40代、「転職するか決めてなくても」転職活動はしたほうがいい

——私が数年間動けなかった理由と、今思うこと

私は40代後半で本格的に転職活動をしました。
ただ、実際にはその数年前から転職エージェントと面談し、求人を見て情報収集はしていました。

しかし、長い間「応募する覚悟」までは決まりませんでした。

  • 今の会社を辞めて本当に大丈夫なのか
  • 年収は下がらないのか
  • 新しい環境に適応できるのか
  • 家族への影響はどうか
  • 今の会社にバレたらその後の扱いが・・・

そんなことを考えているうちに、時間だけが過ぎていきました。

今振り返ると、40代の転職活動で一番もったいないのは、
「転職=今すぐ辞めること」と考えてしまうことだったと思います。

実際には、転職活動はもっと気軽に始めていいものです。


転職活動をすると「自分の市場価値」が見える

会社に長くいると、自分の価値基準が社内だけになります。

  • 自分は評価されているのか
  • 他社で通用するのか
  • 年収は高いのか安いのか
  • どんな会社が自分を欲しがるのか

これがわからなくなる。

特に40代になると、周囲もあまり転職しません。
「定年までここにいるのが普通」という空気が強くなります。

だからこそ、一度外を見る価値があります。

エージェントと話すだけでも、

  • 同年代がどんな転職をしているか
  • どんなスキルが評価されるか
  • 自分の年齢で何が厳しくなるか

が見えてきます。

これはかなり大きい。

会社員は、自分の会社の常識を“世界の常識”だと思い込みがちです。
でも外に出ると、「その制度まだあるの?」とか、「その業務量でその人数?」みたいなことが普通に起きます。
魚が初めて別の水槽を見る瞬間です。


応募したからといって、必ず転職しなくていい

ここを誤解している人は多いと思います。

応募したら、

  • 内定が出たら断れない
  • 今の会社を辞めないといけない
  • 裏切りになる

…そんな感覚を持っている人もいます。

でも実際は違います。

転職活動は、
**「比較検討のための行動」**でもあります。

応募して、

  • 面接を受けて
  • 条件を聞いて
  • 社風を見て

その結果、
「やっぱり現職のほうがいいな」
と思えば残ればいい。

これは逃げでも優柔不断でもありません。

むしろ、一度外を見た上で残る方が、納得感を持って働けます。

逆に、外を知らないまま不満だけ抱えて働き続けると、思考が濁っていきます。
会社の愚痴だけが熟成された“発酵ぬか床メンタル”になります。

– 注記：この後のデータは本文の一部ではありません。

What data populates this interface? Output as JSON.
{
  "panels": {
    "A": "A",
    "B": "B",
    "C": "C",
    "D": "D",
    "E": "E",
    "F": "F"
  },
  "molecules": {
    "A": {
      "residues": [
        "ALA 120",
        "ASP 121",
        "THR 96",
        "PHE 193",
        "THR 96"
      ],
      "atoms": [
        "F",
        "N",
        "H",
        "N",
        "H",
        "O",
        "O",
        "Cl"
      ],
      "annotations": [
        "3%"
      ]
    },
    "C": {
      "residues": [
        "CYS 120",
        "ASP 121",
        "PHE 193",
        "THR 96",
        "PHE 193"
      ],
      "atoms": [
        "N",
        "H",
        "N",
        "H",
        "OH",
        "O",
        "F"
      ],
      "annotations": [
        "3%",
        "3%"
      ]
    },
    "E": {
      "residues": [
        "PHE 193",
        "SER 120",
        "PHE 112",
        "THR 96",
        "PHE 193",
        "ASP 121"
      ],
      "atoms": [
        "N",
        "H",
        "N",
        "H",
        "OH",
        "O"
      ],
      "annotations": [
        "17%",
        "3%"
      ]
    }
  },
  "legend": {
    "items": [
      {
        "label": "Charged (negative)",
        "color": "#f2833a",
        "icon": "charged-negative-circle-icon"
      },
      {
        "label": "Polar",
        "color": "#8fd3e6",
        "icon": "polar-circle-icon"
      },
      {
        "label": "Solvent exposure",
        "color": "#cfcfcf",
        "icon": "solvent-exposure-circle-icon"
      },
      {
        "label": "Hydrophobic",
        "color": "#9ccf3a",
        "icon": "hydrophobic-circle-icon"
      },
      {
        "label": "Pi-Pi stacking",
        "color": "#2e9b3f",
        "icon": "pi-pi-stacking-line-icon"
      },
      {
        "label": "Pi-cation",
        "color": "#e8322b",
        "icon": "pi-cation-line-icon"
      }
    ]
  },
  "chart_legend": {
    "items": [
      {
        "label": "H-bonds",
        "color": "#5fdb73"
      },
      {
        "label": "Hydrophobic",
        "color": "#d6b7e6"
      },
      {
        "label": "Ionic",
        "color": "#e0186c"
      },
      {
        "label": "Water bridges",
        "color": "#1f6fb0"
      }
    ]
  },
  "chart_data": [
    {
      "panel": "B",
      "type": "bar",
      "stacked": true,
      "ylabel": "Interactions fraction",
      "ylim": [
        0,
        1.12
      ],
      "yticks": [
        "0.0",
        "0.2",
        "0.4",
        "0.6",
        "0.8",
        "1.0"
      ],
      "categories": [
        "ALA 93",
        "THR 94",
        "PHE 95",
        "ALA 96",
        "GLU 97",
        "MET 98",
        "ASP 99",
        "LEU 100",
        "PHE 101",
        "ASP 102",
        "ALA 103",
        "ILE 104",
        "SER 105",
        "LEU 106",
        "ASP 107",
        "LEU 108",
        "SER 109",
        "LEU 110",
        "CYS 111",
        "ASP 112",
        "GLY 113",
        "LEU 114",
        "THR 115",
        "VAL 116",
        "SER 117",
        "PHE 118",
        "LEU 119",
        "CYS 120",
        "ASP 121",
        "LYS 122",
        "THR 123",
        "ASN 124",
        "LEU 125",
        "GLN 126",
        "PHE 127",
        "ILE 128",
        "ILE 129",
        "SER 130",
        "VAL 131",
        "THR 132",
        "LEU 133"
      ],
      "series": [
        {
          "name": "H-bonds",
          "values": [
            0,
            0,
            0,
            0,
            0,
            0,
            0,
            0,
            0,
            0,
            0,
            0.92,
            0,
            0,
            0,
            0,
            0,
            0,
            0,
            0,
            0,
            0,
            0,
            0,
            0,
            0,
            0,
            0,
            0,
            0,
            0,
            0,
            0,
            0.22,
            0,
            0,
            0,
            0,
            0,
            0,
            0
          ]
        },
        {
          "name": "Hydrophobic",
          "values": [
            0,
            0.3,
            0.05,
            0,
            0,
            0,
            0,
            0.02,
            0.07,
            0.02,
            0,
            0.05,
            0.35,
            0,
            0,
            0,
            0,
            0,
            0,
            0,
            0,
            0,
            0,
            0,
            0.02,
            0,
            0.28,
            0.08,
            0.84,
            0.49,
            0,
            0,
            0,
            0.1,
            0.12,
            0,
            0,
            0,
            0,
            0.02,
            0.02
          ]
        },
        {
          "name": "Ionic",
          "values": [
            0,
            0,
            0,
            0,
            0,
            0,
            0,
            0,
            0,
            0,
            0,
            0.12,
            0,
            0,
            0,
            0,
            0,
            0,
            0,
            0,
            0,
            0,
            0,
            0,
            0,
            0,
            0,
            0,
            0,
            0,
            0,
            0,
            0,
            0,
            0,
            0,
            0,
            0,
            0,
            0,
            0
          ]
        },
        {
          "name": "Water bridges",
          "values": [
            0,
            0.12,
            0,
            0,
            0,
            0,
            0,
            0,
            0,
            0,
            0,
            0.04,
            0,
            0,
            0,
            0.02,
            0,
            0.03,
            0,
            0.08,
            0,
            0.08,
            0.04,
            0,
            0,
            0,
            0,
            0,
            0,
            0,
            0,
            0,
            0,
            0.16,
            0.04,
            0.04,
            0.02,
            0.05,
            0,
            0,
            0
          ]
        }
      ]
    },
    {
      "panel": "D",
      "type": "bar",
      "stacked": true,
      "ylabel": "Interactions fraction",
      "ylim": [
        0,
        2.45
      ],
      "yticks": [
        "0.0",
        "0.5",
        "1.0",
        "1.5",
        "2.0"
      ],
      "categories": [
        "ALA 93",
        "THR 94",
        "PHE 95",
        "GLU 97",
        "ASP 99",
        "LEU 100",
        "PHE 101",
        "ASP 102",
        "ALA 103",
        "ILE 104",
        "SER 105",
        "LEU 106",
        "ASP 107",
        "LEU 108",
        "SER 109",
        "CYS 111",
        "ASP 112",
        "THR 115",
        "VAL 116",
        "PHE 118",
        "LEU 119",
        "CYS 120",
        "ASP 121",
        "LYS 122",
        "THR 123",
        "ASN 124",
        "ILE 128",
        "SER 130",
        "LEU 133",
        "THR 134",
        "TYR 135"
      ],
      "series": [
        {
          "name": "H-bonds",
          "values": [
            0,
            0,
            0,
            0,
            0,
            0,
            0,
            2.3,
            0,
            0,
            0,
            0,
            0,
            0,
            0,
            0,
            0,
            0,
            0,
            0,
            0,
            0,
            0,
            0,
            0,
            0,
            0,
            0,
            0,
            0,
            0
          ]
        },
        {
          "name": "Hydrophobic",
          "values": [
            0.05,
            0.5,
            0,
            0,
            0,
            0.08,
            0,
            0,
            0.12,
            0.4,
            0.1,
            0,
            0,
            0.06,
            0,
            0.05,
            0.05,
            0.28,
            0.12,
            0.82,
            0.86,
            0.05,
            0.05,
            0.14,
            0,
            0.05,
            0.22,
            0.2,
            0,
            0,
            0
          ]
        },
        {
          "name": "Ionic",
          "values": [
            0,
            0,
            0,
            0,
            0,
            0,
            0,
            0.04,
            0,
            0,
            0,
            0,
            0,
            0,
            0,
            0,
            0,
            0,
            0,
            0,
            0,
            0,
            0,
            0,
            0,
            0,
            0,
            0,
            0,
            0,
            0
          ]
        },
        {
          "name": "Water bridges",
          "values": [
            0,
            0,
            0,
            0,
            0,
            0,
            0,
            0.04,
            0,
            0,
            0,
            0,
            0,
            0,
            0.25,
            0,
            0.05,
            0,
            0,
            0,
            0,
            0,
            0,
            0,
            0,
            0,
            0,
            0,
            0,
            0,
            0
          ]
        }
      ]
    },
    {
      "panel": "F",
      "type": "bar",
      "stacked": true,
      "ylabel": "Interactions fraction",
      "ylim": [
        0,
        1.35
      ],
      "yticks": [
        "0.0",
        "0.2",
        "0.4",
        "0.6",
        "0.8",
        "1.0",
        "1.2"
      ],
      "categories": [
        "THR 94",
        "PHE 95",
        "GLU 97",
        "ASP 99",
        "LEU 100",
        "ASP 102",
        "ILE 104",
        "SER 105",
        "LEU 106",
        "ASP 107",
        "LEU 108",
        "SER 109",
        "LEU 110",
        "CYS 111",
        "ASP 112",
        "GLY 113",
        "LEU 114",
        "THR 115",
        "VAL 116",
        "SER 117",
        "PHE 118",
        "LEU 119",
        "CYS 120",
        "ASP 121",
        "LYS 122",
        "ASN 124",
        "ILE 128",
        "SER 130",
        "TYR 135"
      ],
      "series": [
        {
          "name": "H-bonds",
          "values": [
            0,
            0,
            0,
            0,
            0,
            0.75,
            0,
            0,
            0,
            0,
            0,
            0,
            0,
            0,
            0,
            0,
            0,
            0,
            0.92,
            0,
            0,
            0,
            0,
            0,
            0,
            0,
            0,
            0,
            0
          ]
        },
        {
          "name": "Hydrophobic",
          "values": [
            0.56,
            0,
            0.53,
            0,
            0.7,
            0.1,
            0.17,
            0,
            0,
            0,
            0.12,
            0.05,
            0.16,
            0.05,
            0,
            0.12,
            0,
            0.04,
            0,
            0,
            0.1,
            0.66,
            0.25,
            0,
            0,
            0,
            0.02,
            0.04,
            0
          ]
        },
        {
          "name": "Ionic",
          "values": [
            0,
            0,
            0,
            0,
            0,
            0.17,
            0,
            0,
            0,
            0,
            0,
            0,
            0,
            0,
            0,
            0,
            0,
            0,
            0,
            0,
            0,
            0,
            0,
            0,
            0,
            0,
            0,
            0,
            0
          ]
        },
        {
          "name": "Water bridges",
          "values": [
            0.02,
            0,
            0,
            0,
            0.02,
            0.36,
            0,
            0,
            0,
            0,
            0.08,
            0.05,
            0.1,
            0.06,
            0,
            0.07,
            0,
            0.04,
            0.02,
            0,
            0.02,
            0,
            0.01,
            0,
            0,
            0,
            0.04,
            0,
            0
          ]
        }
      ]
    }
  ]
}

人間、密閉するとだいたい発酵します。


40代は「まだ間に合う」が、永遠ではない

私自身、求人を見始めたのは44歳頃でした。

ただ、その時は覚悟が決まらず、本格応募まで踏み切れませんでした。

そして40代後半になって活動すると、明確に感じたのが年齢の壁です。

  • 管理職経験を求められる
  • 45歳まで対象の求人が増える
  • ポテンシャル採用が減る
  • 年収維持が難しくなる

つまり、40代前半と後半では転職市場の景色がかなり違う。

だからといって、焦って辞める必要はありません。
ただ、「いつでも動ける状態」は早めに作ったほうがいいと思います。


転職活動は「会社を辞める儀式」ではない

日本ではまだ、
「転職活動=退職決意」
みたいな空気があります。

でも本来は違います。

転職活動は、

  • 情報収集
  • 市場価値確認
  • キャリア棚卸し
  • 将来の選択肢作り

という意味合いも大きい。

特に40代は、

  • 親の介護
  • 子どもの進学
  • 自分の健康
  • 働き方の見直し

など、人生側の事情が増えてきます。

だからこそ、会社だけに人生設計を依存しないことが重要になります。


最後に

もし今、
「転職するほどではないけど、このままでいいのか少し不安」
と思っているなら、まずは軽く動いてみることをおすすめします。

エージェント登録でもいい。
求人を見るだけでもいい。
職務経歴書を書いてみるだけでもいい。

実際に応募しても、必ず転職する必要はありません。

ただ、行動しないまま年齢を重ねると、選択肢は少しずつ減っていきます。

40代はまだ動けます。
でも、“まだ”には賞味期限があります。

転職市場は残酷な面もありますが、外を見ることで初めて、自分の現在地も見えてきます。